Deze gearchiveerde website ‘De Vlaamse primitieven' wordt tijdelijk niet meer geactualiseerd. Bepaalde functionaliteiten (vb. gericht zoeken in de collectie) zijn hierdoor mogelijk niet meer beschikbaar. Nieuwsupdates over de Vlaamse primitieven verschijnen voortaan op vlaamsekunstcollectie.be. Vragen over deze website? Neem contact op via info@vlaamsekunstcollectie.be.

Een Eyckiaanse tekening op de expo De weg naar van Eyck

De tekening met de Kruisiging van Christus, een blikvanger op de tentoonstelling De weg naar van Eyck in het Museum Boijmans van Beuningen in Rotterdam, wordt als een geheel nieuw ontdekte tekening van Jan van Eyck en/of zijn werkplaats gepresenteerd. Toch zijn er aanwijzingen dat de tot dusver nooit in het openbaar getoonde tekening na de dood van Jan van Eyck is ontstaan.

Al geruime tijd zijn experts op de hoogte van het bestaan van deze tekening. Het werk werd in 2002, naar aanleiding van de tentoonstelling De eeuw van van Eyck in het Groeningemuseum in Brugge, door de eigenaar naar Brugge gebracht. De tekening werd er vervolgens aan een deskundig onderzoek onderworpen. Omwille van de problematische bewaringstoestand, de tekening is namelijk bedekt met een vergeelde olievernis, met als resultaat de beschadiging van papier en tekening, werd na onderzoek met het blote oog en vergrootglas geconcludeerd dat het om een pentekening uit de latere 16e eeuw gaat.

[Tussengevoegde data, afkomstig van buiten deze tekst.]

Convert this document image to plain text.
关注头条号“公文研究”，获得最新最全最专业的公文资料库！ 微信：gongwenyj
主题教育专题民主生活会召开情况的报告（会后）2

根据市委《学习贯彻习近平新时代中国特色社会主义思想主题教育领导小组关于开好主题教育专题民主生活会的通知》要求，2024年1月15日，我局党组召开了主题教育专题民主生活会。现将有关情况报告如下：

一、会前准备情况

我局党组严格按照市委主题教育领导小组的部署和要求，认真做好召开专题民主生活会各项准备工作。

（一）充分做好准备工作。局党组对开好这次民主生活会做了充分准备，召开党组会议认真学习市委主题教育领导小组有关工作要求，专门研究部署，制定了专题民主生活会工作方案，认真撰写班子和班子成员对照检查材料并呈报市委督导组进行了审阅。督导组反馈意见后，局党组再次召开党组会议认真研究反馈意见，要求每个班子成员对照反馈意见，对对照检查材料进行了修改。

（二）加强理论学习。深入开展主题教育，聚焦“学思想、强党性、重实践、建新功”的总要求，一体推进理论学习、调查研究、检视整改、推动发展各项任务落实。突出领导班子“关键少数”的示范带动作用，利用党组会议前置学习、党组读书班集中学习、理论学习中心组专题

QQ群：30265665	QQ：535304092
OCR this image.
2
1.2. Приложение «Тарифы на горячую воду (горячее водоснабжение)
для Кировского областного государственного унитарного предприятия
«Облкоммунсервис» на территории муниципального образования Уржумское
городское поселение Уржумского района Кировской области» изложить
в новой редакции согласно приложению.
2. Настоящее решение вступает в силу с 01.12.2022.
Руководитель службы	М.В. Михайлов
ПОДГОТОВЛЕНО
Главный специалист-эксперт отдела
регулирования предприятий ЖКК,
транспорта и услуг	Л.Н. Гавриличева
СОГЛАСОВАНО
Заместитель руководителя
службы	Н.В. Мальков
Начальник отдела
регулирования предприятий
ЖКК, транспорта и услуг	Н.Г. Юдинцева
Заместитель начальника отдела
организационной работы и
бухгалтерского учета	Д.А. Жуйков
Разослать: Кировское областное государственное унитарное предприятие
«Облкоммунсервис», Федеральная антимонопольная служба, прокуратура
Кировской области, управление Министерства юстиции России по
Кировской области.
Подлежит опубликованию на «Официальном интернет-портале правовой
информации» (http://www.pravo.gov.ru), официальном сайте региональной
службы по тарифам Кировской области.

De resultaten van het huidige natuurwetenschappelijk onderzoek naar aanleiding van de expo in Rotterdam, tonen aan dat onder de contouren en arceringen van de pen kleine lijnen aanwezig zijn die met metaalstift aangebracht zijn. Het onderzoek van Arie Wallert (Rijksmuseum, Amsterdam) wees ook uit dat de tekening gebruikt werd om de compositie middels inkrassen veelvuldig te hergebruiken. Op grond van deze bevindingen is een late datering niet meer dwingend of zelfs waarschijnlijk, maar dat wil nog niet zeggen dat het daarom om een vroege tekening gaat, of zelfs om een origineel.

Voor een precieze categorisering van de tekening ontbreken de nodige aanknopingspunten. Geen enkele van de overgeleverde tekeningen uit de 16e eeuw zijn immers zo uitvoerig uitgewerkt. Vanuit Rotterdam maakte men de vergelijking met Jan van Eycks Portret van een oude man (Niccolò Albergati?) uit het Kupferstich-Kabinett in Dresden. Argumenten voor de toeschrijving kan deze vergelijking niet opleveren daar het aan de ene kant om een portrettekening gaat, en aan de andere kant om een druk bijgewoonde scène uit de passie. Dit zijn fundamentele verschillen. Dat men op beide bladen sporen van zilver- en goudstift heeft teruggevonden, is in overeenkomst met de praktijk van toen, maar is geen argument dat uitsluitsel over de toeschrijving kan geven.

De tekening met de Kruisiging van Christus kan, zij het onder sterk voorbehoud, vergeleken worden met het onafgewerkte paneel met de Heilige Barbara (Koninklijk Museum voor Schone Kunsten, Antwerpen), 1437 gedateerd op de lijst. Om onverklaarbare redenen werd deze vergelijkingsoefening door de onderzoekers uit Rotterdam niet gemaakt. Wordt de plooienval van de Heilige Barbara vergeleken met de treurende Maria op de tekening, dan vallen eerder de verschillen, dan de gelijkenissen op. Het verschil tussen beide werken wordt nog duidelijker wanneer de opstelling en de fysionomie van de kleinste figuren in rekenschap worden gebracht. Gelijkenissen tussen beide werken betreffen de arceringen in de rotsige ondergrond. Bij deze oefening moet in elk geval rekening gehouden worden met het feit dat het Antwerpse paneel een onafgewerkte ondertekening, uitgevoerd met een fijn penseel, betreft.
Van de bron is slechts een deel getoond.